Yes, 3D printers utilize metal powders. Processes like Selective Laser Melting (SLM) and Electron Beam Melting (EBM) fuse these powders. This technology creates complex, high-performance metal parts for various industries, including aerospace and medical.
What materials are used for flexible 3D prints?
Thermoplastic Polyurethane (TPU) is a popular flexible filament. Flexible resins also provide elasticity for detailed prints. These materials allow for parts that bend, stretch, and absorb impact, ideal for seals, gaskets, and rubber-like objects.
Is 3D printing concrete possible for construction?
Yes, concrete 3D printing is transforming construction. It enables the creation of complex and customized structures. This method minimizes construction waste and contributes to faster building processes for large-scale projects.
What are bioprinting materials?
Hydrogels are crucial for bioprinting. This advanced technique creates living tissue products, such as bones or skin. Bioprinting holds potential for transplantology, regenerative medicine, and drug testing, addressing organ shortages.
Why are composite materials used in 3D printing?
Composite materials combine distinct components to enhance properties.
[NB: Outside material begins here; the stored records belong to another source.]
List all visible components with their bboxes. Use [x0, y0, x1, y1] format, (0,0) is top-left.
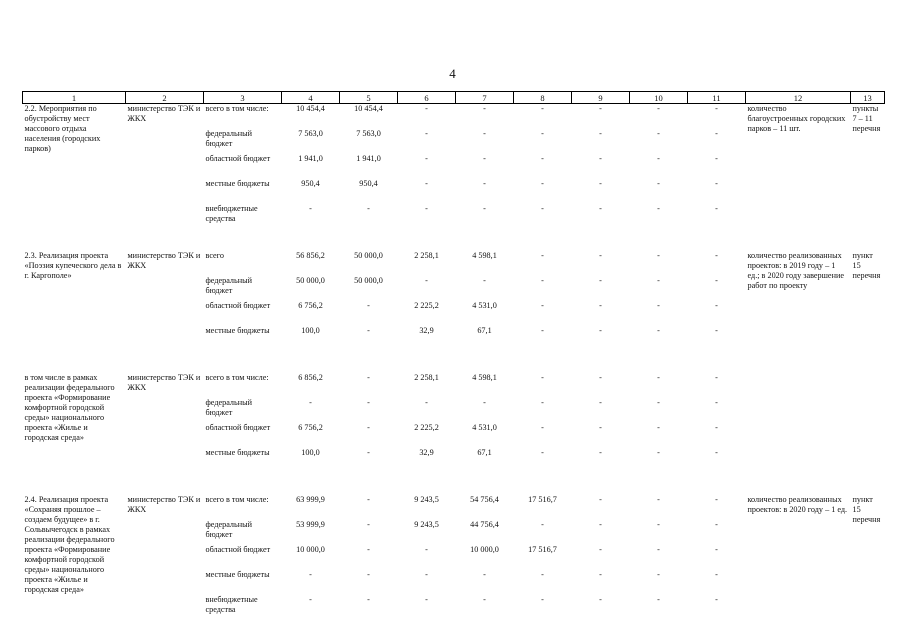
amount-cell: 2 225,2 — [414, 301, 439, 310]
amount-cell: - — [599, 276, 602, 285]
amount-cell: - — [541, 301, 544, 310]
amount-cell: - — [657, 154, 660, 163]
amount-cell: 50 000,0 — [354, 251, 383, 260]
amount-cell: - — [367, 301, 370, 310]
amount-cell: - — [483, 595, 486, 604]
amount-cell: - — [541, 154, 544, 163]
amount-cell: 950,4 — [301, 179, 320, 188]
amount-cell: - — [425, 154, 428, 163]
amount-cell: - — [541, 423, 544, 432]
funding-source: всего — [205, 251, 224, 260]
amount-cell: - — [715, 276, 718, 285]
funding-source: внебюджетные средства — [205, 595, 258, 614]
amount-cell: - — [599, 301, 602, 310]
amount-cell: - — [599, 545, 602, 554]
reference: пункт 15 перечня — [852, 495, 881, 524]
amount-cell: - — [715, 495, 718, 504]
amount-cell: 63 999,9 — [296, 495, 325, 504]
column-header-2: 2 — [126, 92, 204, 104]
funding-source: внебюджетные средства — [205, 204, 258, 223]
amount-cell: - — [599, 179, 602, 188]
amount-cell: - — [599, 154, 602, 163]
amount-cell: - — [715, 251, 718, 260]
amount-cell: - — [715, 204, 718, 213]
amount-cell: - — [657, 104, 660, 113]
amount-cell: 2 225,2 — [414, 423, 439, 432]
amount-cell: - — [367, 520, 370, 529]
measure-name: 2.3. Реализация проекта «Поэзия купеческого дела в г. Каргополе» — [24, 251, 122, 280]
amount-cell: - — [367, 495, 370, 504]
amount-cell: - — [657, 423, 660, 432]
amount-cell: - — [657, 129, 660, 138]
amount-cell: - — [657, 595, 660, 604]
amount-cell: - — [657, 204, 660, 213]
column-header-12: 12 — [746, 92, 851, 104]
amount-cell: - — [541, 104, 544, 113]
funding-source: областной бюджет — [205, 301, 271, 310]
amount-cell: - — [599, 251, 602, 260]
amount-cell: - — [483, 154, 486, 163]
column-header-5: 5 — [340, 92, 398, 104]
amount-cell: - — [715, 520, 718, 529]
amount-cell: - — [715, 423, 718, 432]
amount-cell: - — [657, 179, 660, 188]
amount-cell: - — [715, 570, 718, 579]
column-header-4: 4 — [282, 92, 340, 104]
funding-source: местные бюджеты — [205, 179, 270, 188]
amount-cell: - — [541, 129, 544, 138]
amount-cell: - — [599, 570, 602, 579]
amount-cell: 100,0 — [301, 448, 320, 457]
amount-cell: - — [599, 398, 602, 407]
amount-cell: 4 598,1 — [472, 373, 497, 382]
amount-cell: 6 756,2 — [298, 301, 323, 310]
column-header-13: 13 — [851, 92, 885, 104]
amount-cell: 100,0 — [301, 326, 320, 335]
measure-name: в том числе в рамках реализации федерального проекта «Формирование комфортной городской среды» национального проекта «Жилье и городская среда» — [24, 373, 115, 442]
executor: министерство ТЭК и ЖКХ — [127, 495, 201, 514]
indicator: количество реализованных проектов: в 2019 году – 1 ед.; в 2020 году завершение работ по проекту — [747, 251, 844, 290]
amount-cell: - — [541, 448, 544, 457]
column-header-9: 9 — [572, 92, 630, 104]
amount-cell: - — [425, 276, 428, 285]
amount-cell: 54 756,4 — [470, 495, 499, 504]
amount-cell: - — [657, 326, 660, 335]
amount-cell: 4 531,0 — [472, 423, 497, 432]
amount-cell: - — [599, 423, 602, 432]
funding-source: местные бюджеты — [205, 326, 270, 335]
amount-cell: - — [425, 398, 428, 407]
amount-cell: - — [367, 326, 370, 335]
amount-cell: - — [425, 104, 428, 113]
amount-cell: - — [541, 179, 544, 188]
amount-cell: - — [657, 448, 660, 457]
funding-source: областной бюджет — [205, 423, 271, 432]
amount-cell: - — [657, 495, 660, 504]
funding-source: федеральный бюджет — [205, 520, 253, 539]
funding-source: областной бюджет — [205, 545, 271, 554]
amount-cell: - — [599, 373, 602, 382]
amount-cell: - — [541, 204, 544, 213]
amount-cell: - — [483, 104, 486, 113]
amount-cell: - — [483, 570, 486, 579]
section-gap — [23, 473, 885, 495]
funding-source: федеральный бюджет — [205, 276, 253, 295]
executor: министерство ТЭК и ЖКХ — [127, 104, 201, 123]
amount-cell: - — [367, 204, 370, 213]
amount-cell: - — [715, 545, 718, 554]
funding-source: местные бюджеты — [205, 570, 270, 579]
amount-cell: - — [541, 520, 544, 529]
reference: пункты 7 – 11 перечня — [852, 104, 881, 133]
amount-cell: - — [309, 570, 312, 579]
amount-cell: 2 258,1 — [414, 373, 439, 382]
funding-source: всего в том числе: — [205, 104, 269, 113]
funding-source: всего в том числе: — [205, 495, 269, 504]
amount-cell: - — [541, 373, 544, 382]
amount-cell: 1 941,0 — [356, 154, 381, 163]
column-header-1: 1 — [23, 92, 126, 104]
amount-cell: - — [599, 129, 602, 138]
amount-cell: 56 856,2 — [296, 251, 325, 260]
amount-cell: - — [425, 179, 428, 188]
table-row — [23, 495, 885, 520]
amount-cell: - — [715, 154, 718, 163]
reference: пункт 15 перечня — [852, 251, 881, 280]
amount-cell: - — [425, 129, 428, 138]
amount-cell: - — [657, 276, 660, 285]
amount-cell: - — [715, 129, 718, 138]
amount-cell: - — [715, 448, 718, 457]
amount-cell: 10 454,4 — [296, 104, 325, 113]
amount-cell: - — [715, 398, 718, 407]
amount-cell: - — [657, 301, 660, 310]
column-header-7: 7 — [456, 92, 514, 104]
amount-cell: - — [599, 104, 602, 113]
column-number-row — [23, 92, 885, 104]
amount-cell: - — [425, 204, 428, 213]
measure-name: 2.4. Реализация проекта «Сохраняя прошлое – создаем будущее» в г. Сольвычегодск в рамках реализации федерального проекта «Формирование комфортной городской среды» национального проекта «Жилье и городская среда» — [24, 495, 115, 594]
amount-cell: 2 258,1 — [414, 251, 439, 260]
amount-cell: 17 516,7 — [528, 545, 557, 554]
amount-cell: - — [599, 326, 602, 335]
section-gap — [23, 229, 885, 251]
amount-cell: - — [425, 545, 428, 554]
amount-cell: - — [657, 570, 660, 579]
amount-cell: - — [367, 423, 370, 432]
amount-cell: 10 000,0 — [296, 545, 325, 554]
amount-cell: - — [715, 595, 718, 604]
amount-cell: 950,4 — [359, 179, 378, 188]
amount-cell: - — [599, 495, 602, 504]
amount-cell: - — [367, 448, 370, 457]
amount-cell: - — [309, 398, 312, 407]
amount-cell: 50 000,0 — [296, 276, 325, 285]
amount-cell: - — [599, 204, 602, 213]
amount-cell: 9 243,5 — [414, 520, 439, 529]
amount-cell: - — [541, 398, 544, 407]
amount-cell: 32,9 — [419, 326, 434, 335]
column-header-10: 10 — [630, 92, 688, 104]
section-gap — [23, 351, 885, 373]
amount-cell: - — [541, 251, 544, 260]
amount-cell: 9 243,5 — [414, 495, 439, 504]
amount-cell: - — [367, 398, 370, 407]
funding-source: федеральный бюджет — [205, 398, 253, 417]
indicator: количество реализованных проектов: в 2020 году – 1 ед. — [747, 495, 848, 514]
table-body — [23, 104, 885, 621]
funding-source: областной бюджет — [205, 154, 271, 163]
amount-cell: 4 598,1 — [472, 251, 497, 260]
amount-cell: 67,1 — [477, 448, 492, 457]
amount-cell: - — [599, 448, 602, 457]
amount-cell: - — [657, 251, 660, 260]
measure-name: 2.2. Мероприятия по обустройству мест массового отдыха населения (городских парков) — [24, 104, 101, 153]
amount-cell: 17 516,7 — [528, 495, 557, 504]
amount-cell: - — [309, 595, 312, 604]
amount-cell: 7 563,0 — [298, 129, 323, 138]
amount-cell: - — [483, 204, 486, 213]
amount-cell: 44 756,4 — [470, 520, 499, 529]
executor: министерство ТЭК и ЖКХ — [127, 373, 201, 392]
reference — [851, 373, 885, 473]
amount-cell: 6 756,2 — [298, 423, 323, 432]
amount-cell: - — [541, 276, 544, 285]
amount-cell: 7 563,0 — [356, 129, 381, 138]
amount-cell: - — [541, 326, 544, 335]
amount-cell: - — [367, 595, 370, 604]
amount-cell: - — [541, 570, 544, 579]
amount-cell: - — [715, 179, 718, 188]
funding-source: местные бюджеты — [205, 448, 270, 457]
column-header-11: 11 — [688, 92, 746, 104]
amount-cell: - — [599, 520, 602, 529]
funding-source: всего в том числе: — [205, 373, 269, 382]
column-header-3: 3 — [204, 92, 282, 104]
amount-cell: - — [715, 373, 718, 382]
amount-cell: - — [367, 373, 370, 382]
executor: министерство ТЭК и ЖКХ — [127, 251, 201, 270]
amount-cell: - — [483, 179, 486, 188]
indicator: количество благоустроенных городских парков – 11 шт. — [747, 104, 846, 133]
amount-cell: - — [483, 398, 486, 407]
amount-cell: 32,9 — [419, 448, 434, 457]
column-header-8: 8 — [514, 92, 572, 104]
amount-cell: 53 999,9 — [296, 520, 325, 529]
amount-cell: 4 531,0 — [472, 301, 497, 310]
amount-cell: - — [309, 204, 312, 213]
amount-cell: 10 454,4 — [354, 104, 383, 113]
amount-cell: 50 000,0 — [354, 276, 383, 285]
amount-cell: - — [541, 595, 544, 604]
amount-cell: - — [657, 520, 660, 529]
amount-cell: - — [657, 373, 660, 382]
amount-cell: - — [715, 104, 718, 113]
amount-cell: - — [367, 570, 370, 579]
amount-cell: 10 000,0 — [470, 545, 499, 554]
amount-cell: - — [715, 301, 718, 310]
table-row — [23, 104, 885, 130]
amount-cell: - — [599, 595, 602, 604]
indicator — [746, 373, 851, 473]
amount-cell: - — [657, 545, 660, 554]
amount-cell: 67,1 — [477, 326, 492, 335]
amount-cell: - — [483, 129, 486, 138]
amount-cell: - — [367, 545, 370, 554]
amount-cell: - — [657, 398, 660, 407]
table-row — [23, 251, 885, 276]
amount-cell: - — [483, 276, 486, 285]
amount-cell: 1 941,0 — [298, 154, 323, 163]
column-header-6: 6 — [398, 92, 456, 104]
amount-cell: - — [425, 570, 428, 579]
amount-cell: 6 856,2 — [298, 373, 323, 382]
amount-cell: - — [425, 595, 428, 604]
funding-source: федеральный бюджет — [205, 129, 253, 148]
budget-table — [22, 91, 885, 620]
table-row — [23, 373, 885, 398]
page-number: 4 — [449, 66, 456, 81]
amount-cell: - — [715, 326, 718, 335]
Fiber-reinforced composites, like carbon fiber, offer superior strength and stiffness. They expand 3D printing capabilities for high-performance applications beyond single-component materials.
How do nanomaterials improve 3D printing?
Nanomaterials, such as graphene, significantly enhance 3D printed components. They improve mechanical strength, thermal properties, and electrical conductivity. Graphene-enhanced filaments, for example, show improved tensile and flexural stress.